[Statistical Physics] Probability of finding # photons in the mode

[Flucky]

Homework Statement

A cavity contains black body radiation at temperature T = 500 K. Consider an optical mode in the cavity with frequency ω=2.5x10$^{13}$ Hz. Calculate

a) the probability of finding 0 photons in the mode
b) the probability of finding 1 photon in the mode
c) the mean number of photons in the mode.

Homework Equations

Possibly <n> = $\frac{1}{exp(\frac{\hbar \omega}{k_{b} T})}$

The Attempt at a Solution

Plugging the numbers into the equation above gives the answer to c (I think), which comes out to 1.855. However I thought that you could only have 0 or 1 photons in a given mode.

Not sure how to go about a) and b).

 

[dauto]

Photons are bosons. Bosons do not follow Pauli's exclusion principle.

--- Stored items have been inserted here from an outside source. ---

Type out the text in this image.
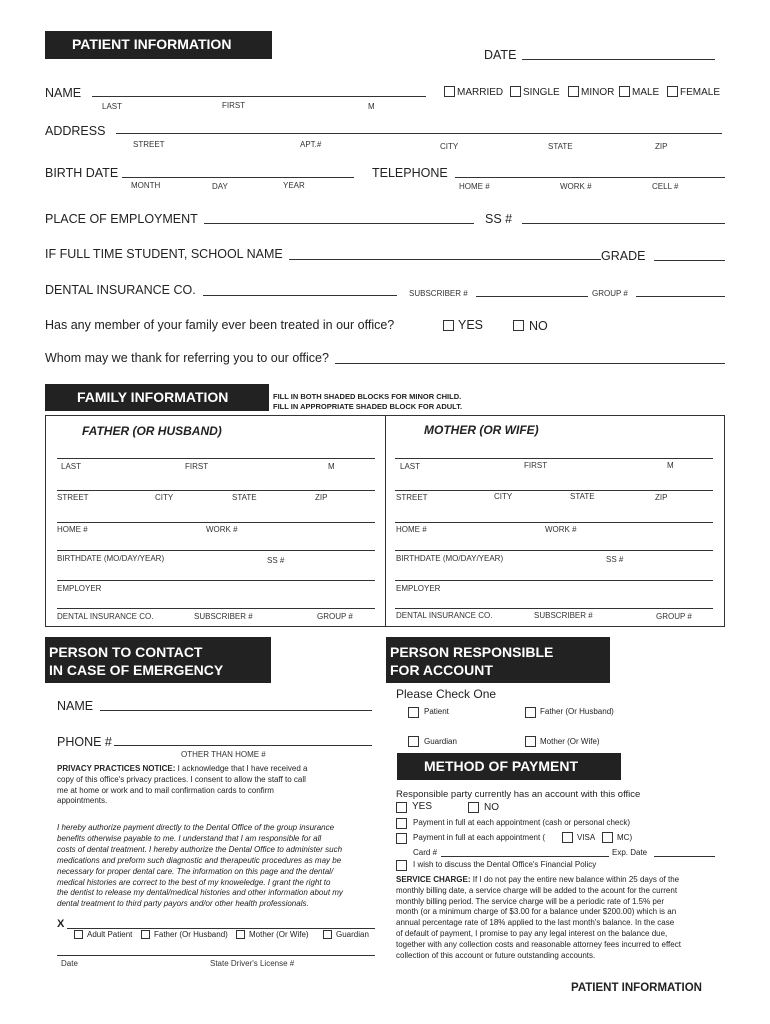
PATIENT INFORMATION
DATE
NAME
LAST	FIRST	M
MARRIED SINGLE MINOR MALE FEMALE
ADDRESS
STREET	APT.#	CITY	STATE	ZIP
BIRTH DATE
MONTH	DAY	YEAR
TELEPHONE
HOME #	WORK #	CELL #
PLACE OF EMPLOYMENT	SS #
IF FULL TIME STUDENT, SCHOOL NAME	GRADE
DENTAL INSURANCE CO.	SUBSCRIBER #	GROUP #
Has any member of your family ever been treated in our office?	YES	NO
Whom may we thank for referring you to our office?
FAMILY INFORMATION	FILL IN BOTH SHADED BLOCKS FOR MINOR CHILD.
FILL IN APPROPRIATE SHADED BLOCK FOR ADULT.
FATHER (OR HUSBAND)	MOTHER (OR WIFE)
LAST	FIRST	M
STREET	CITY	STATE	ZIP
HOME #	WORK #
BIRTHDATE (MO/DAY/YEAR)	SS #
EMPLOYER
DENTAL INSURANCE CO.	SUBSCRIBER #	GROUP #
LAST	FIRST	M
STREET	CITY	STATE	ZIP
HOME #	WORK #
BIRTHDATE (MO/DAY/YEAR)	SS #
EMPLOYER
DENTAL INSURANCE CO.	SUBSCRIBER #	GROUP #
PERSON TO CONTACT
IN CASE OF EMERGENCY
NAME
PHONE #
OTHER THAN HOME #
PRIVACY PRACTICES NOTICE: I acknowledge that I have received a
copy of this office's privacy practices. I consent to allow the staff to call
me at home or work and to mail confirmation cards to confirm
appointments.
I hereby authorize payment directly to the Dental Office of the group insurance
benefits otherwise payable to me. I understand that I am responsible for all
costs of dental treatment. I hereby authorize the Dental Office to administer such
medications and preform such diagnostic and therapeutic procedures as may be
necessary for proper dental care. The information on this page and the dental/
medical histories are correct to the best of my knoweledge. I grant the right to
the dentist to release my dental/medical histories and other information about my
dental treatment to third party payors and/or other health professionals.
X
Adult Patient	Father (Or Husband)	Mother (Or Wife)	Guardian
Date	State Driver's License #
PERSON RESPONSIBLE
FOR ACCOUNT
Please Check One
Patient	Father (Or Husband)
Guardian	Mother (Or Wife)
METHOD OF PAYMENT
Responsible party currently has an account with this office
YES	NO
Payment in full at each appointment (cash or personal check)
Payment in full at each appointment (	VISA	MC)
Card #	Exp. Date
I wish to discuss the Dental Office's Financial Policy
SERVICE CHARGE: If I do not pay the entire new balance within 25 days of the
monthly billing date, a service charge will be added to the acount for the current
monthly billing period. The service charge will be a periodic rate of 1.5% per
month (or a minimum charge of $3.00 for a balance under $200.00) which is an
annual percentage rate of 18% applied to the last month's balance. In the case
of default of payment, I promise to pay any legal interest on the balance due,
together with any collection costs and reasonable attorney fees incurred to effect
collection of this account or future outstanding accounts.
PATIENT INFORMATION
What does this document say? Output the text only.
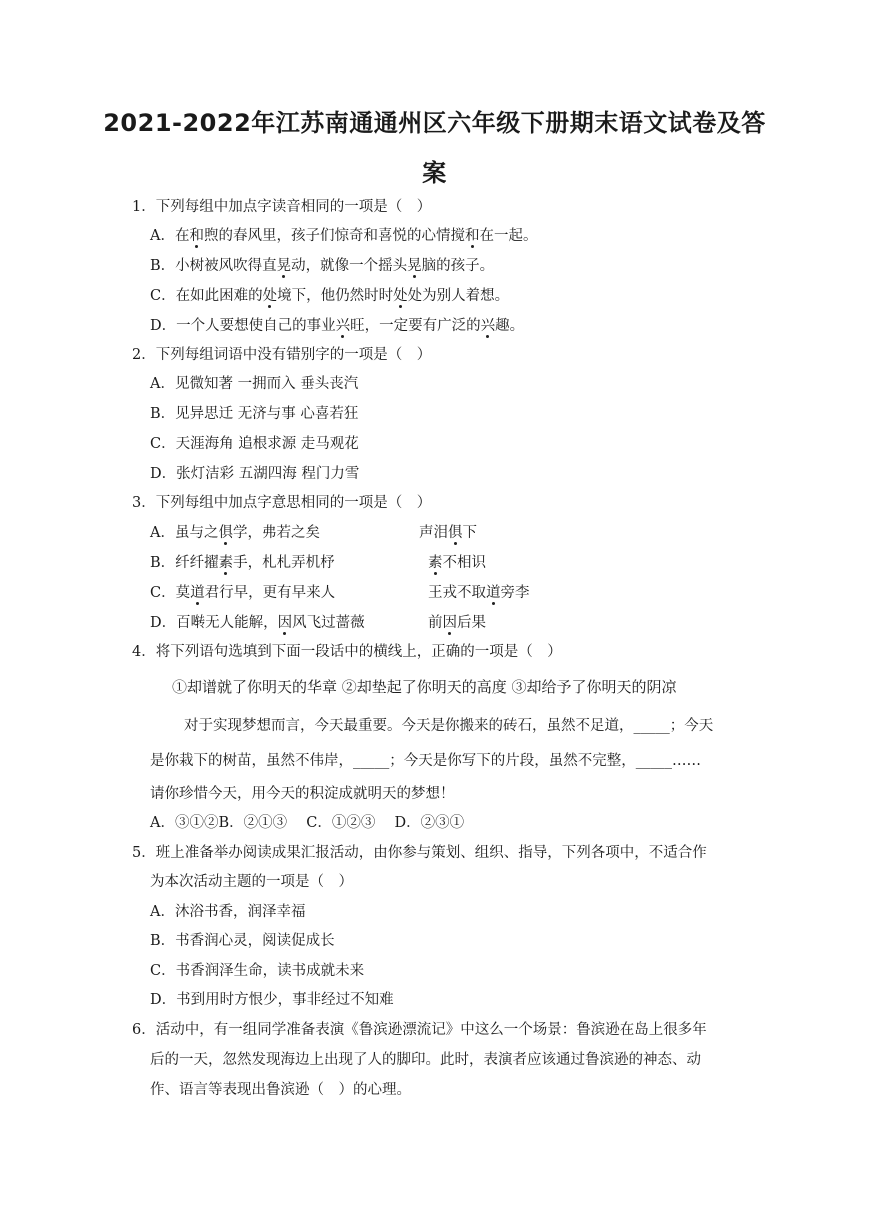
2021-2022年江苏南通通州区六年级下册期末语文试卷及答
案
1．下列每组中加点字读音相同的一项是（　）
A．在和煦的春风里，孩子们惊奇和喜悦的心情搅和在一起。
B．小树被风吹得直晃动，就像一个摇头晃脑的孩子。
C．在如此困难的处境下，他仍然时时处处为别人着想。
D．一个人要想使自己的事业兴旺，一定要有广泛的兴趣。
2．下列每组词语中没有错别字的一项是（　）
A．见微知著 一拥而入 垂头丧汽
B．见异思迁 无济与事 心喜若狂
C．天涯海角 追根求源 走马观花
D．张灯洁彩 五湖四海 程门力雪
3．下列每组中加点字意思相同的一项是（　）
A．虽与之俱学，弗若之矣	声泪俱下
B．纤纤擢素手，札札弄机杼	素不相识
C．莫道君行早，更有早来人	王戎不取道旁李
D．百啭无人能解，因风飞过蔷薇	前因后果
4．将下列语句选填到下面一段话中的横线上，正确的一项是（　）
①却谱就了你明天的华章 ②却垫起了你明天的高度 ③却给予了你明天的阴凉
对于实现梦想而言，今天最重要。今天是你搬来的砖石，虽然不足道，_____；今天
是你栽下的树苗，虽然不伟岸，_____；今天是你写下的片段，虽然不完整，_____……
请你珍惜今天，用今天的积淀成就明天的梦想！
A．③①②B．②①③　 C．①②③　 D．②③①
5．班上准备举办阅读成果汇报活动，由你参与策划、组织、指导，下列各项中，不适合作
为本次活动主题的一项是（　）
A．沐浴书香，润泽幸福
B．书香润心灵，阅读促成长
C．书香润泽生命，读书成就未来
D．书到用时方恨少，事非经过不知难
6．活动中，有一组同学准备表演《鲁滨逊漂流记》中这么一个场景：鲁滨逊在岛上很多年
后的一天，忽然发现海边上出现了人的脚印。此时，表演者应该通过鲁滨逊的神态、动
作、语言等表现出鲁滨逊（　）的心理。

Any number (from zero to infinity) of photons may occupy any given mode.

 

[Flucky]

Ah ok, so the mean number of photons might still be ok.

How do I go about answering a and b?

 

[BvU]

Just out of curiosity: how can you get <n> > 1 if all the factors in the exponential are > 0 ?

 

[Flucky]

You've just made me realize the equation should have a -1 on the bottom. Can't edit my original post for some reason.

 

[Flucky]

Ok think I've got the relevant equation for a) and b) now.

For any future readers:

P(n) = $\frac{1 - exp(-\frac{ħw}{kT})}{exp(\frac{nħw}{kT})}$

where n is the number of photons in the mode.

 

[TSny]

Ok think I've got the relevant equation for a) and b) now.

For any future readers:

P(n) = $\frac{1 - exp(-\frac{ħw}{kT})}{exp(-\frac{nħw}{kT})}$

where n is the number of photons in the mode.

Note that in your expression P(n) → ∞ as n→∞. So, it can't be correct since a probability can't be greater than 1.

Maybe you need to switch the numerator and denominator.

 

[Flucky]

Ooh thanks for pointing that out, I accidentally put a minus in there.